Abortions in European countries are now safe, but just because they are practiced in hospitals with high hygienic standards and by expert practitioners. When the percentage of conscientious objectors is too high, though, women are more keen on looking at back street abortion, exposing themselves to the danger of septicaemia and other infections which can bring to death.

In a later article Minerva argued, along with co-author Alberto Giubilini, that “[t]he moral status of an infant is equivalent to that of a fetus in the sense that both lack those properties that justify the attribution of a right to life to an individual. . . . Both a fetus and a newborn certainly are human beings and potential persons, but neither is a ‘person’ in the sense of ‘subject of a moral right to life’.”

The day may come that anyone having a moral objection to such a view will not be granted a license to practice medicine.

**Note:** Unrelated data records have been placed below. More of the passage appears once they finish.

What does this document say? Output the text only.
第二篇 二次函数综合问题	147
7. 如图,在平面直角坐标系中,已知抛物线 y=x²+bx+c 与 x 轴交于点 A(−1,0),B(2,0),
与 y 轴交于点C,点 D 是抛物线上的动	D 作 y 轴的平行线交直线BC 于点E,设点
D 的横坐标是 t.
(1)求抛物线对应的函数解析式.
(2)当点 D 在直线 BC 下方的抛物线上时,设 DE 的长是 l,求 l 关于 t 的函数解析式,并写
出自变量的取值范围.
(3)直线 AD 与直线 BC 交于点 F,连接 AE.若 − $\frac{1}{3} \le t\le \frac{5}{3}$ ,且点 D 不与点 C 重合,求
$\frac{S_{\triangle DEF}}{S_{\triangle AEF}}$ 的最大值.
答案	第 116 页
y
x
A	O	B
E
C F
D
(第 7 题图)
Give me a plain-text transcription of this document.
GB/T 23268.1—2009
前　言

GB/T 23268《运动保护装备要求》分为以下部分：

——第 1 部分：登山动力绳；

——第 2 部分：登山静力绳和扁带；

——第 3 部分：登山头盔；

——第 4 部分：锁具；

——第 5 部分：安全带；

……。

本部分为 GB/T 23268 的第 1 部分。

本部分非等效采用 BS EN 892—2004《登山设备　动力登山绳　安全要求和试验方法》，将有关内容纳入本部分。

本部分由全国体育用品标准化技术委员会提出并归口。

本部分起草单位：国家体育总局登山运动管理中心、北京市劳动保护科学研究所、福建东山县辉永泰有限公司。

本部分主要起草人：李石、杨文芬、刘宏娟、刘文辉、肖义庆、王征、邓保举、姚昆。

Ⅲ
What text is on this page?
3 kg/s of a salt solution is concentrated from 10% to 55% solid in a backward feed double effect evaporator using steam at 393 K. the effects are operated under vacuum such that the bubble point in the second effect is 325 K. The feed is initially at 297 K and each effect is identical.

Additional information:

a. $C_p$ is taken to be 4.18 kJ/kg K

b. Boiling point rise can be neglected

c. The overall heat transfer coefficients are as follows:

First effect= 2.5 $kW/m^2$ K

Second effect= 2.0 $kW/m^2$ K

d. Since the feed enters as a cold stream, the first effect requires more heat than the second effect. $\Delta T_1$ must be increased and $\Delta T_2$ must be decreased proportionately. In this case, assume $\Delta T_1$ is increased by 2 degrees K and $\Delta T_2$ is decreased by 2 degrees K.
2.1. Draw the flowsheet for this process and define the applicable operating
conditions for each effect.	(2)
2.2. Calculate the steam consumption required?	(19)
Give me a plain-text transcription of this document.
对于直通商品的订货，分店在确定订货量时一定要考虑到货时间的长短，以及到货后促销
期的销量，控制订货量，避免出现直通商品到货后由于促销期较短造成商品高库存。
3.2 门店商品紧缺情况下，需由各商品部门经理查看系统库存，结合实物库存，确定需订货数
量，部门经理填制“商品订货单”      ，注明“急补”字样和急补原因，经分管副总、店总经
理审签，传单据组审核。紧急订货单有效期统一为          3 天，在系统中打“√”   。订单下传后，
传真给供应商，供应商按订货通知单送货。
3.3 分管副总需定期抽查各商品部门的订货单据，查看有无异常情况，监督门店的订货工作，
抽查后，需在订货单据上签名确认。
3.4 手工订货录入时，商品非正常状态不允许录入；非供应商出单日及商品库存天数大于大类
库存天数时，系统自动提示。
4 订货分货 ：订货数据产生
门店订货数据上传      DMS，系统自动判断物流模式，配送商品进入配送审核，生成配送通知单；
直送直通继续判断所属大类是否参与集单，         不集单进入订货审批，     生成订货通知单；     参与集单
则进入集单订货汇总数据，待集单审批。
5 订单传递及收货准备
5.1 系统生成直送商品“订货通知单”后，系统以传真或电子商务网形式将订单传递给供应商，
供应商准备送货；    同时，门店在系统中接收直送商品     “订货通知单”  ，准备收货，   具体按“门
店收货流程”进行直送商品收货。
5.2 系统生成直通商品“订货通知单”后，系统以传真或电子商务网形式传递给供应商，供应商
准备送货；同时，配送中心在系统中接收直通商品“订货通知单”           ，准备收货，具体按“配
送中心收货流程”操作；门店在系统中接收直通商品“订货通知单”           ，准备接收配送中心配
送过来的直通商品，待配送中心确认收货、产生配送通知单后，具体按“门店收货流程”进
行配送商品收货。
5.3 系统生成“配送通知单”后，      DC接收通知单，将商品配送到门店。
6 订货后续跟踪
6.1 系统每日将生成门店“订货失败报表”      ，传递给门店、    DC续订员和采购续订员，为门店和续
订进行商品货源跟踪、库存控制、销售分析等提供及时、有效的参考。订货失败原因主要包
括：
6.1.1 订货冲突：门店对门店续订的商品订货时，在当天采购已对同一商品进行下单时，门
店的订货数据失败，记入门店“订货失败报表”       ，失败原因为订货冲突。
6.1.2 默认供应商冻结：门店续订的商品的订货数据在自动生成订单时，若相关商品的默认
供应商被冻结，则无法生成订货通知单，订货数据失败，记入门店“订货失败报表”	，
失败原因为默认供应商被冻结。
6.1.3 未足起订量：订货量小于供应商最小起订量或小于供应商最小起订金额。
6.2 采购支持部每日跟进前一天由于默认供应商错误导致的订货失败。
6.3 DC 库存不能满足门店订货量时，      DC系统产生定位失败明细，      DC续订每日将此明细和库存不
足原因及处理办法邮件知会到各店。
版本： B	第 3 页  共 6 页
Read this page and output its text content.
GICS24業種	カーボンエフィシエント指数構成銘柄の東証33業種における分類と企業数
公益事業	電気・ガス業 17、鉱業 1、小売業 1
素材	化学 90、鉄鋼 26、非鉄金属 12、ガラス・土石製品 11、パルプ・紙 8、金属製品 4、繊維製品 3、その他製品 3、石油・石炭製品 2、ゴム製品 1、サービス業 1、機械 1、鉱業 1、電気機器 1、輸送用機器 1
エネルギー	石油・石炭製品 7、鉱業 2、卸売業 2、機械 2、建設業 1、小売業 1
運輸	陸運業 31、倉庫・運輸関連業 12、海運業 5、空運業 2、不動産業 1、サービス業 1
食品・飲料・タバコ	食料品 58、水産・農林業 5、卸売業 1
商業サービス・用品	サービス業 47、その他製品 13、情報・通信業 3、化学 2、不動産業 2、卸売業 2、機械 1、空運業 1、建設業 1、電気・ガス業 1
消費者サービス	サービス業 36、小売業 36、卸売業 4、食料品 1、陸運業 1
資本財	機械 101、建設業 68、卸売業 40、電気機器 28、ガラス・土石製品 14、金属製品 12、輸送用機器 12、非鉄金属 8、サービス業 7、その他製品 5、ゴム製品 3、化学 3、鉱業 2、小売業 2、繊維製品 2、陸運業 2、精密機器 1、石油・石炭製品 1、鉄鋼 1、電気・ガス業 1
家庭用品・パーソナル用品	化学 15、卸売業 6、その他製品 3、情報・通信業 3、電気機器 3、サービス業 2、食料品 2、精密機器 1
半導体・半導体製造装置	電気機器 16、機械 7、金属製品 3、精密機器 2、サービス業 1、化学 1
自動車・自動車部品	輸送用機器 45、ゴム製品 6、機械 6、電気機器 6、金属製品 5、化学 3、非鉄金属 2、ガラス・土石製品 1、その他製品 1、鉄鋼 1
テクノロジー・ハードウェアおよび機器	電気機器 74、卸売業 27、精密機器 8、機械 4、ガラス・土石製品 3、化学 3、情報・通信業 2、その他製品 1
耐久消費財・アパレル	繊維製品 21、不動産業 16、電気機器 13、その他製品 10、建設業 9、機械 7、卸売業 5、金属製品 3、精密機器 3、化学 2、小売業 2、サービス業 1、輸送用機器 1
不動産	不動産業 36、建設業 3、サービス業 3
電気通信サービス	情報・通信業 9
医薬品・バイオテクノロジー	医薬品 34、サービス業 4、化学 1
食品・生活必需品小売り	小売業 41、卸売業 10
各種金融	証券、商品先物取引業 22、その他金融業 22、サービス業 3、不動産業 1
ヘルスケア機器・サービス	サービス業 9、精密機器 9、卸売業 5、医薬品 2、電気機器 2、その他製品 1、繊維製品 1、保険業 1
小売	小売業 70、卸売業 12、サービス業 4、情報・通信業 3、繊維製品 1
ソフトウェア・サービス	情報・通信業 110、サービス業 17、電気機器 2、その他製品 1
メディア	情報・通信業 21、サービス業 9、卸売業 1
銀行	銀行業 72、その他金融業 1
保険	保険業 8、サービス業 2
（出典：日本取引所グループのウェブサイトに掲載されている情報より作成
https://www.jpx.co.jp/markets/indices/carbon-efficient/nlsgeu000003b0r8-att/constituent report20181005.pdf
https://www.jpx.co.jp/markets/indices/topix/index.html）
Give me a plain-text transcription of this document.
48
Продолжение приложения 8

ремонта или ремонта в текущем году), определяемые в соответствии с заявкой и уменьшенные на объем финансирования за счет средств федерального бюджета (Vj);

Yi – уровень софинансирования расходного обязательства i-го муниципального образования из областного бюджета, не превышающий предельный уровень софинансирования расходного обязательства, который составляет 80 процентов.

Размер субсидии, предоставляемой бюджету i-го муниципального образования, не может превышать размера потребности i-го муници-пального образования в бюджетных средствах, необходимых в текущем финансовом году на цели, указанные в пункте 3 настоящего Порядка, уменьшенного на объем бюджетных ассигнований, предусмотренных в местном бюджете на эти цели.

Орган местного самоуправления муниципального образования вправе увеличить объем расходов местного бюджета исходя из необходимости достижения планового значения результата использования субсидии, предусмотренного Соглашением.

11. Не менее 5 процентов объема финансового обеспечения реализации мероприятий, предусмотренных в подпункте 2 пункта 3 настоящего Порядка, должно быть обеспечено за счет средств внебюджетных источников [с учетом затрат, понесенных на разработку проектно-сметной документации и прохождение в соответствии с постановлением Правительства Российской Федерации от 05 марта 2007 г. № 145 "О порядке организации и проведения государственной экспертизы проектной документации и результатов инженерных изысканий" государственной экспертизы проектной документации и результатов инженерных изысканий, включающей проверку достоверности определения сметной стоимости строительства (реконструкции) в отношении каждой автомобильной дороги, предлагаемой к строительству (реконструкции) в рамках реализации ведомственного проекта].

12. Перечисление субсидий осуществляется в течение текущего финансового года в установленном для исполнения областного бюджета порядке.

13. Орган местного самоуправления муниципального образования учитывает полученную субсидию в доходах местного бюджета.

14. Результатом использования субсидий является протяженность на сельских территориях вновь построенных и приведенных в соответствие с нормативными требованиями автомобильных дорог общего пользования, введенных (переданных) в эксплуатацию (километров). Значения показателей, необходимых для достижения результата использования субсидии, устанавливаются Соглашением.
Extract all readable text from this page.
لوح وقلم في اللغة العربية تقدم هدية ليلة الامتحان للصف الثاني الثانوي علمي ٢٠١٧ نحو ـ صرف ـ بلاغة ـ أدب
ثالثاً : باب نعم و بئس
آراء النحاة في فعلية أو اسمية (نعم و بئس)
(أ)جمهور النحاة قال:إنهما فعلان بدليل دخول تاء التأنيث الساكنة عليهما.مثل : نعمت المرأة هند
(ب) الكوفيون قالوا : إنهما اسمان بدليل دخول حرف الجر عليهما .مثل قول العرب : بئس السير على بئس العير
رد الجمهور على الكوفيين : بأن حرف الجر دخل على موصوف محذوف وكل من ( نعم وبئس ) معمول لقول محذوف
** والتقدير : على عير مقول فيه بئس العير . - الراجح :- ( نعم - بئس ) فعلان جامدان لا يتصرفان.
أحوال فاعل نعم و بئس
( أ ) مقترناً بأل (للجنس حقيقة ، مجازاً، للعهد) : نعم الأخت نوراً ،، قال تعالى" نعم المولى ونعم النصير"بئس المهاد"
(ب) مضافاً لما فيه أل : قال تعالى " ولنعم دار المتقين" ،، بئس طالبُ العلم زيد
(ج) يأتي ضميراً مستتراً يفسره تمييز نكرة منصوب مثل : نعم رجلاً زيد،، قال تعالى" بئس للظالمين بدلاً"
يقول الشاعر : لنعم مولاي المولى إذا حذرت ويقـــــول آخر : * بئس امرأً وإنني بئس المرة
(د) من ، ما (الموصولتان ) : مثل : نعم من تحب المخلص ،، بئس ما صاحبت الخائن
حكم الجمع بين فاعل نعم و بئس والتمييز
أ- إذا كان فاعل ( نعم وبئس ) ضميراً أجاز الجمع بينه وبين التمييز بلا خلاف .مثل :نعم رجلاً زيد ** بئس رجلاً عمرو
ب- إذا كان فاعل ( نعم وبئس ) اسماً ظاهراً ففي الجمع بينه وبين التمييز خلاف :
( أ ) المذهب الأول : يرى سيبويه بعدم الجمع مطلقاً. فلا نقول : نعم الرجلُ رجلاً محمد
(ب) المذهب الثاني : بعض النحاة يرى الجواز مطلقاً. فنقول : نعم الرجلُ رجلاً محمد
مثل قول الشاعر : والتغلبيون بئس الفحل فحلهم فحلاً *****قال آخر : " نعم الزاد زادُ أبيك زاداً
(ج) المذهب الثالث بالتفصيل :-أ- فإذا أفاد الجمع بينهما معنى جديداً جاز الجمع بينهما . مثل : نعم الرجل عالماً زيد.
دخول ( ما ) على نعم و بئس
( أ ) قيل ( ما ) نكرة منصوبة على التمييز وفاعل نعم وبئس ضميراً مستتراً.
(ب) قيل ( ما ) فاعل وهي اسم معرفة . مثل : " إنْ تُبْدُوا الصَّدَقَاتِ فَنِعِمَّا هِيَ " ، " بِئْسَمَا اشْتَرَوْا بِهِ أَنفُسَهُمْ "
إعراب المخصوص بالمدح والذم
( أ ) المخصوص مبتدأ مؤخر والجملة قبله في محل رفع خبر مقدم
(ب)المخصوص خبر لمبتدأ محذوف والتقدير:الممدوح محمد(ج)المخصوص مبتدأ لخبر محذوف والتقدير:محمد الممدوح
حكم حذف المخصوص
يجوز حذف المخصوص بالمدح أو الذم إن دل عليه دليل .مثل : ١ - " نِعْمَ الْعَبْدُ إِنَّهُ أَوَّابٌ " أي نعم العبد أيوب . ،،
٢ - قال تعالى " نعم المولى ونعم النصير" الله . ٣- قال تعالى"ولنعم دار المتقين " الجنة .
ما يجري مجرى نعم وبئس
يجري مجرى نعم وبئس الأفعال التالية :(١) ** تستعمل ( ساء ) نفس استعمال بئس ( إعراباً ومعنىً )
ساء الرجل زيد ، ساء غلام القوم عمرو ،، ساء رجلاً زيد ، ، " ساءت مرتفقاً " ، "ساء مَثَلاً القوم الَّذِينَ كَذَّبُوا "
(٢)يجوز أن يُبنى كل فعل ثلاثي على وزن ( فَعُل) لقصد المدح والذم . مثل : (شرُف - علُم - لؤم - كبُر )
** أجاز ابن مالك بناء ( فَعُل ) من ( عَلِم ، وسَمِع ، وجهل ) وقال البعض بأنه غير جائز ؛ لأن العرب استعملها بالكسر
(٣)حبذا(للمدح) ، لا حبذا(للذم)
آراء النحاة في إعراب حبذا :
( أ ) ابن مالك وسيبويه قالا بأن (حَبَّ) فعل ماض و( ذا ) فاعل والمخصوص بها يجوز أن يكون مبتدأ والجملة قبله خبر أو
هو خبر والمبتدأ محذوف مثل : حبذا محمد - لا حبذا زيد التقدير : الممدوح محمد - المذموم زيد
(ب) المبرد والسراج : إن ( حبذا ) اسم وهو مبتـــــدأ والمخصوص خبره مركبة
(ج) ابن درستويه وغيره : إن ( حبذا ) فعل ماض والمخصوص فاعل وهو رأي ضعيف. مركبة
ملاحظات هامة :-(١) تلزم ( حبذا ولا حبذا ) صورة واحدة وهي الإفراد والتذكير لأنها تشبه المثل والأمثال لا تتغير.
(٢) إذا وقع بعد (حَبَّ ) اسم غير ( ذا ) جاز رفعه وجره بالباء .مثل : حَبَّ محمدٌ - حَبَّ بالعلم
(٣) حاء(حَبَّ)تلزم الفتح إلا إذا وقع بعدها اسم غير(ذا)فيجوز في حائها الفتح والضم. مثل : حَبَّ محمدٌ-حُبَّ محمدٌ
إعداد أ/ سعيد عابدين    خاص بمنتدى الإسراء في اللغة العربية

Minerva seems to have forgotten that the Hippocratic Oath was viewed as the moral model for the practicing physician. On the topic of abortion, it reads:

I will not give a lethal drug to anyone if I am asked, nor will I advise such a plan; and similarly I will not give a woman a pessary to cause an abortion.

A pessary is a mechanical device inserted in the vagina to induce an abortion.

She has also forgotten that the medical profession is mostly an outgrowth of religious beliefs. The Judeo-Christian worldview played a large role.

It can be said . . . that the modern concept of a hospital dates from AD 331 when Constantine , having been converted to Christianity, abolished all pagan hospitals and thus created the opportunity for a new start. Until that time disease had isolated the sufferer from the community. The Christian tradition emphasized the close relationship of the sufferer to his fellow man, upon whom rested the obligation for care. Illness thus became a matter for the Christian church.

Without the moral brake of a Christian worldview, there is no telling what so-called medical profession paid for by the State (with confiscated tax dollars) will do with “the least of these.”